The first line in the New York Times review of this movie is: "A movie doesn't have to be busy to be bold." When first reading this opening sentence, I mistook "bold" for "hold" and instantly thought the critic, Matt Zoller Seitz, had written exactly what I thought about Ne Change Rien: This film proves that one does not have to be busy to "hold your attention." But the critic wrote "bold," and I read "hold," which means I was reading not him, but my own impression of this simply gorgeous documentary.

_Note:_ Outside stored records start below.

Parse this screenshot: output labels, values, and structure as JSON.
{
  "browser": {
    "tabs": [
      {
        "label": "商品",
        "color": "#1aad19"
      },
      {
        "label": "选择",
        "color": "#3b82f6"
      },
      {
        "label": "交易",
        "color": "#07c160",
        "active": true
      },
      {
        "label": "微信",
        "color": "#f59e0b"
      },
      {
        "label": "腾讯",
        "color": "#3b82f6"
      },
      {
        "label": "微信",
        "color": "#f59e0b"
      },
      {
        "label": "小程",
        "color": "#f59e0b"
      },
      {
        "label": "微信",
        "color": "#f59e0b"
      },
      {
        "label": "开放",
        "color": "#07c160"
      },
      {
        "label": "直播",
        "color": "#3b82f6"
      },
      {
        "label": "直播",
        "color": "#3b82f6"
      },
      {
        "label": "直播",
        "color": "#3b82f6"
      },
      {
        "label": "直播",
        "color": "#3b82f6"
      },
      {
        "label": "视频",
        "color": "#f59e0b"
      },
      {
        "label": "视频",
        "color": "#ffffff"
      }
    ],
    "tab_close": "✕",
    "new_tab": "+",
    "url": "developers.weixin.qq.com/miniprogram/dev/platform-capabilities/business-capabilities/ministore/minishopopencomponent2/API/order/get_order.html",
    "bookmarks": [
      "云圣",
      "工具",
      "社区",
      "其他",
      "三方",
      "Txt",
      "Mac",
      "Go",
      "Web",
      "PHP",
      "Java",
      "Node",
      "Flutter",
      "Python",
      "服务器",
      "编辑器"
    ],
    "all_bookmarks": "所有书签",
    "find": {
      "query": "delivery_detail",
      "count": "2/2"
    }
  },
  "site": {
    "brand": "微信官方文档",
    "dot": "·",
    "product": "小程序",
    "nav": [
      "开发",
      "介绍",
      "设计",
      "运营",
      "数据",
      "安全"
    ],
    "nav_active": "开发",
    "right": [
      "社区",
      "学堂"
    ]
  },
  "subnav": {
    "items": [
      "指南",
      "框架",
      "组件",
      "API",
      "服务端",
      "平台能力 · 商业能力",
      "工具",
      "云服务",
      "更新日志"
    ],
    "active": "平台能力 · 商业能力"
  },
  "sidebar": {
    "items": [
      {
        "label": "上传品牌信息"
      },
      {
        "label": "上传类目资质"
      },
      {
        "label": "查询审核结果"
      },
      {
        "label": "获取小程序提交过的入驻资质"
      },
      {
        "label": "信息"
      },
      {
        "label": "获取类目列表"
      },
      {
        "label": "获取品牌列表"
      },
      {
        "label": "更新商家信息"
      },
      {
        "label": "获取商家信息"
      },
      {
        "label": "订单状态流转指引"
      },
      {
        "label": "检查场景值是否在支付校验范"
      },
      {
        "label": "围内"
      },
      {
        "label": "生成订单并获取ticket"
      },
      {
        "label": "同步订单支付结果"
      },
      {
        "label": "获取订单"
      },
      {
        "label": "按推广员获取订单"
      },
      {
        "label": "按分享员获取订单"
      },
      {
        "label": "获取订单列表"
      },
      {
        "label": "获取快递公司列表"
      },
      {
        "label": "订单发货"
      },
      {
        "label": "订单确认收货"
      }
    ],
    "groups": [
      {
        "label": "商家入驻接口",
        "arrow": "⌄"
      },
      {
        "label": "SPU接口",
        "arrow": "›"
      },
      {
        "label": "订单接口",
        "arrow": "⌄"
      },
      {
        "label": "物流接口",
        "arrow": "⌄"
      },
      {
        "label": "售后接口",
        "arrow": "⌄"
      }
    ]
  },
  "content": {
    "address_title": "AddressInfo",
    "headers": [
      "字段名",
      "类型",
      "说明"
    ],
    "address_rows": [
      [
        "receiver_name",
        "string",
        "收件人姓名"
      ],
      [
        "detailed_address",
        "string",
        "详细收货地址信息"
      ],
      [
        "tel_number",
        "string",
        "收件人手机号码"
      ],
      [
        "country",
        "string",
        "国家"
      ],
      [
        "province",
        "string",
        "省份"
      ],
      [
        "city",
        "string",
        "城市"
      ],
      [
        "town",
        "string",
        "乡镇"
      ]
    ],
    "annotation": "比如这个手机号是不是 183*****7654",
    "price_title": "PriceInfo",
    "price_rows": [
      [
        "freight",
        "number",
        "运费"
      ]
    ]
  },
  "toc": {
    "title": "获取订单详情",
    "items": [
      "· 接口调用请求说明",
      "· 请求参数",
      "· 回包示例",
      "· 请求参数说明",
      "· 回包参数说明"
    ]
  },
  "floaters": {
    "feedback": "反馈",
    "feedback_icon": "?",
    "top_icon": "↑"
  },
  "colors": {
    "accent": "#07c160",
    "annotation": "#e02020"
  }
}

The doc is about the musical life of a famous French actress, Jeanne Balibar. She has been in many films (among them Who Knows, Code 46, Clean, The Duchess of Langeais, and Late August, Early September), and her father is the famous and brilliant philosopher Étienne Balibar (at the age of 27, he co-authored Reading Capital with the legendary French Marxist and structuralist Louis Althusser). In the documentary, we see Jeanne practicing music, recording music, and performing music. The music is sometimes jazzy, sometimes rocky, sometimes triphoppy, and includes a light opera by Offenbach.

Nothing much happens in Ne Change Rien, but we never lose interest in the images on the screen. We powerfully feel these black-and-white moments of Jeanne Balibar smoking and singing. The director, Pedro Costa, doesn't move the camera all about the place or resort to fancy editing to hold our attention. He simply finds the best position for the moment (practicing at home, recording in a studio, performing on a stage) and leaves the camera there. Seriously, filmmakers could learn a lot from this approach: The position of the camera can be the king of a movie. Northwest Film Forum, Oct 28–Nov 3.